A 10-YEAR study into the impact of HIV 'treatment as prevention' has found that a 27% increase in people accessing effective HIV treatment saw a decrease in infections by 66% between 2010-2019, in NSW and Victoria.
The findings, published yesterday in Lancet HIV, show the success of HIV treatment as prevention in reducing new infections, especially when complemented by the availability of pre-exposure prophylaxis and increased access to diagnostic testing.

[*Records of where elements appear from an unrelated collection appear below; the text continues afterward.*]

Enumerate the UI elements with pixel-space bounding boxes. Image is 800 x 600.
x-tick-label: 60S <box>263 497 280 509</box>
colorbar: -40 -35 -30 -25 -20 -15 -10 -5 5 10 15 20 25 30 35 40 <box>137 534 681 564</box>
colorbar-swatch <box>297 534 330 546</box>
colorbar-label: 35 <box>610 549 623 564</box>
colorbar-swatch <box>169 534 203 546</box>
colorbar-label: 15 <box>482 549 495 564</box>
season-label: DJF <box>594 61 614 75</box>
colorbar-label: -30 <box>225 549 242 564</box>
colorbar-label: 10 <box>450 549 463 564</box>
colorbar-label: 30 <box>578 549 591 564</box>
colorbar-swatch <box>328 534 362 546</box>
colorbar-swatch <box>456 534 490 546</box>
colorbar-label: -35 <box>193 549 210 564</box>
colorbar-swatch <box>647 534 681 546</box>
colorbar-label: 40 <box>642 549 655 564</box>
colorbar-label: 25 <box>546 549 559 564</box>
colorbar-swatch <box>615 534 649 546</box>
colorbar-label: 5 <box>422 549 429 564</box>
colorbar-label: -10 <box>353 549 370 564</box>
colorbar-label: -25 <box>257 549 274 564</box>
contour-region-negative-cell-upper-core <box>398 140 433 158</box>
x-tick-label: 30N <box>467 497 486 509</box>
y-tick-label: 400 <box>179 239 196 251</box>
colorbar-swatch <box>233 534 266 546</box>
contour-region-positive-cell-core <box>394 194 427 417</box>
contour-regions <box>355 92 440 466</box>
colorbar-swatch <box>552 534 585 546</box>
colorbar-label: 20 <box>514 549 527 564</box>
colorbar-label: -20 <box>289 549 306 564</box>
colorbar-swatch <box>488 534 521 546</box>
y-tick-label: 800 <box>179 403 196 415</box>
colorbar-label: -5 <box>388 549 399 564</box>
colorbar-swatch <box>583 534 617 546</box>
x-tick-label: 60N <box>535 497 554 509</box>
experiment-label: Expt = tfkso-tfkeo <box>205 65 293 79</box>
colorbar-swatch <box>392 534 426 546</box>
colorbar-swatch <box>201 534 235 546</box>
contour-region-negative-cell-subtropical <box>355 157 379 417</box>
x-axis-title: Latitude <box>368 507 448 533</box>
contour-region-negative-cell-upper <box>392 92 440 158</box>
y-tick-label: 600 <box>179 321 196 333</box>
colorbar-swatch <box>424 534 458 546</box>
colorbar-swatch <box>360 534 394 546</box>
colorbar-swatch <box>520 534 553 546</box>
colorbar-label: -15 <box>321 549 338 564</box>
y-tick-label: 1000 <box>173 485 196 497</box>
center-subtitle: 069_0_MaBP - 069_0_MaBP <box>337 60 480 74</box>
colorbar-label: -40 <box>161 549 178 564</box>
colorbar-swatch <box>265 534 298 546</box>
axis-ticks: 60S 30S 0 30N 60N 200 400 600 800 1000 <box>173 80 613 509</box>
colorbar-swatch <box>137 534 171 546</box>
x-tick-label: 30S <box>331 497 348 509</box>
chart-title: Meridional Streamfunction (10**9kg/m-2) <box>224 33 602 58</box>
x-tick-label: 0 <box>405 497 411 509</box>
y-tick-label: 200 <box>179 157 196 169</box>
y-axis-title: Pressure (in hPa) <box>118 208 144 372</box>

Treatment as prevention - or TasP - is a global public health strategy that is built on the evidence that HIV treatment results in virally suppressing the virus, which effectively reduces an individual's risk of transmitting HIV to zero.
While there is strong evidence to support TasP's effectiveness, Kirby Institute and Burnet Institute researchers are the first to analyse the impact of this strategy on overall HIV infections at a population level, showing "our research that investing in HIV testing is crucial for HIV elimination", said Kirby's lead researcher Dr Denton Callander.
"To test the 'big picture' impacts of this HIV prevention strategy, we examined 10 years of clinical data from over 100,000 gay and bisexual men in NSW and Victoria," he said.
"We found that over time, as viral suppression increased, HIV incidence decreased.
"Indeed, every percentage point increase in successfully treated HIV saw a fivefold decrease in new infections, thus establishing treatment as prevention as a powerful public health strategy."